New ways of obtaining clean energy from the geosphere is a vital area of research, particularly given current concerns over the limited remaining resources of fossil fuels. Newcastle University
has been awarded a Queen's Anniversary Prize for Higher Education for its world-renowned Hydrogeochemical Engineering Research and Outreach (HERO) programme. Building on this record of excellence, the Sir Joseph Swan Centre for Energy Research seeks to place the North East at the forefront of research in ground-source heat pump systems, and other larger-scale sources of essentially carbon-free geothermal energy, and developing more responsible modes of fossil fuel use.

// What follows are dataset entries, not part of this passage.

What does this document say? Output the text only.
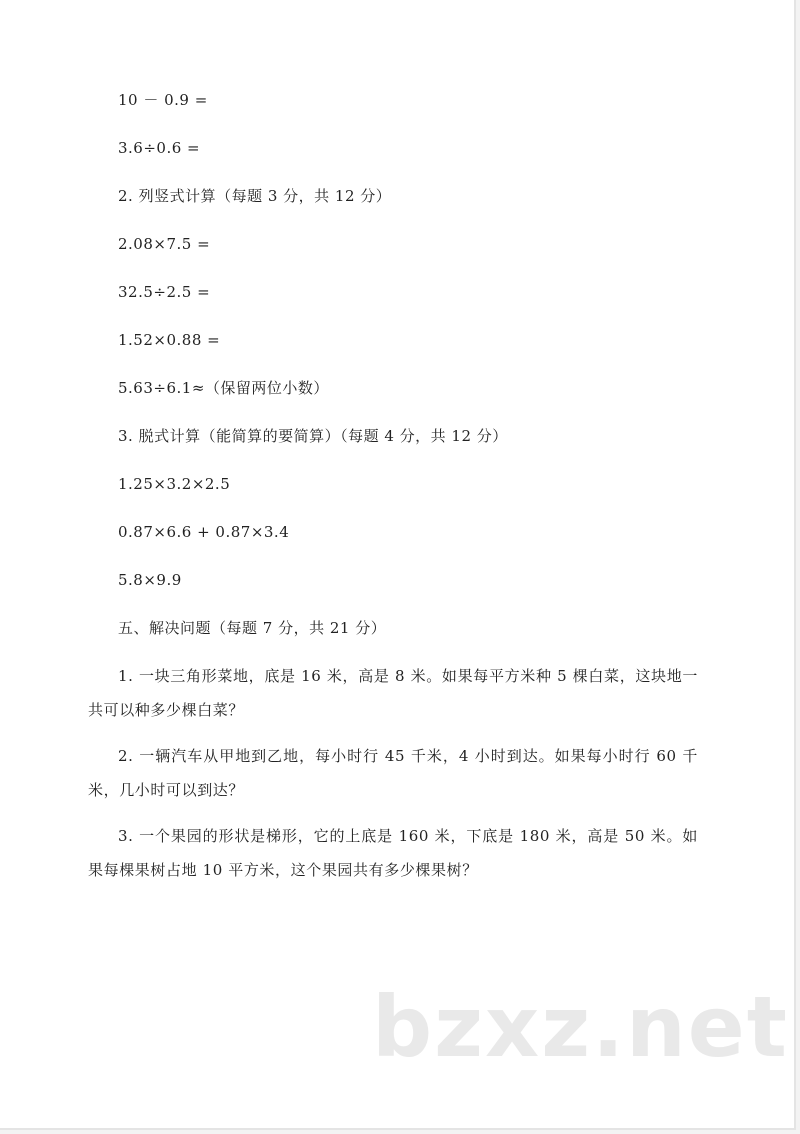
10 － 0.9 =
3.6÷0.6 =
2. 列竖式计算（每题 3 分，共 12 分）
2.08×7.5 =
32.5÷2.5 =
1.52×0.88 =
5.63÷6.1≈（保留两位小数）
3. 脱式计算（能简算的要简算）（每题 4 分，共 12 分）
1.25×3.2×2.5
0.87×6.6 + 0.87×3.4
5.8×9.9
五、解决问题（每题 7 分，共 21 分）
1. 一块三角形菜地，底是 16 米，高是 8 米。如果每平方米种 5 棵白菜，这块地一共可以种多少棵白菜？
2. 一辆汽车从甲地到乙地，每小时行 45 千米，4 小时到达。如果每小时行 60 千米，几小时可以到达？
3. 一个果园的形状是梯形，它的上底是 160 米，下底是 180 米，高是 50 米。如果每棵果树占地 10 平方米，这个果园共有多少棵果树？
bzxz.net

Our fossil fuel research encompasses both the use of a novel microbial process, recently patented by Newcastle University
, to convert heavy oil (and, by extension, coal) to methane, and the coupling of carbon capture and storage (CCS) to underground coal gasification (UCG) using directionally drilled boreholes. This hybrid technology (UCG-CCS) is exceptionally well suited to early development in the North East, which still has 75% of its total coal resources in place.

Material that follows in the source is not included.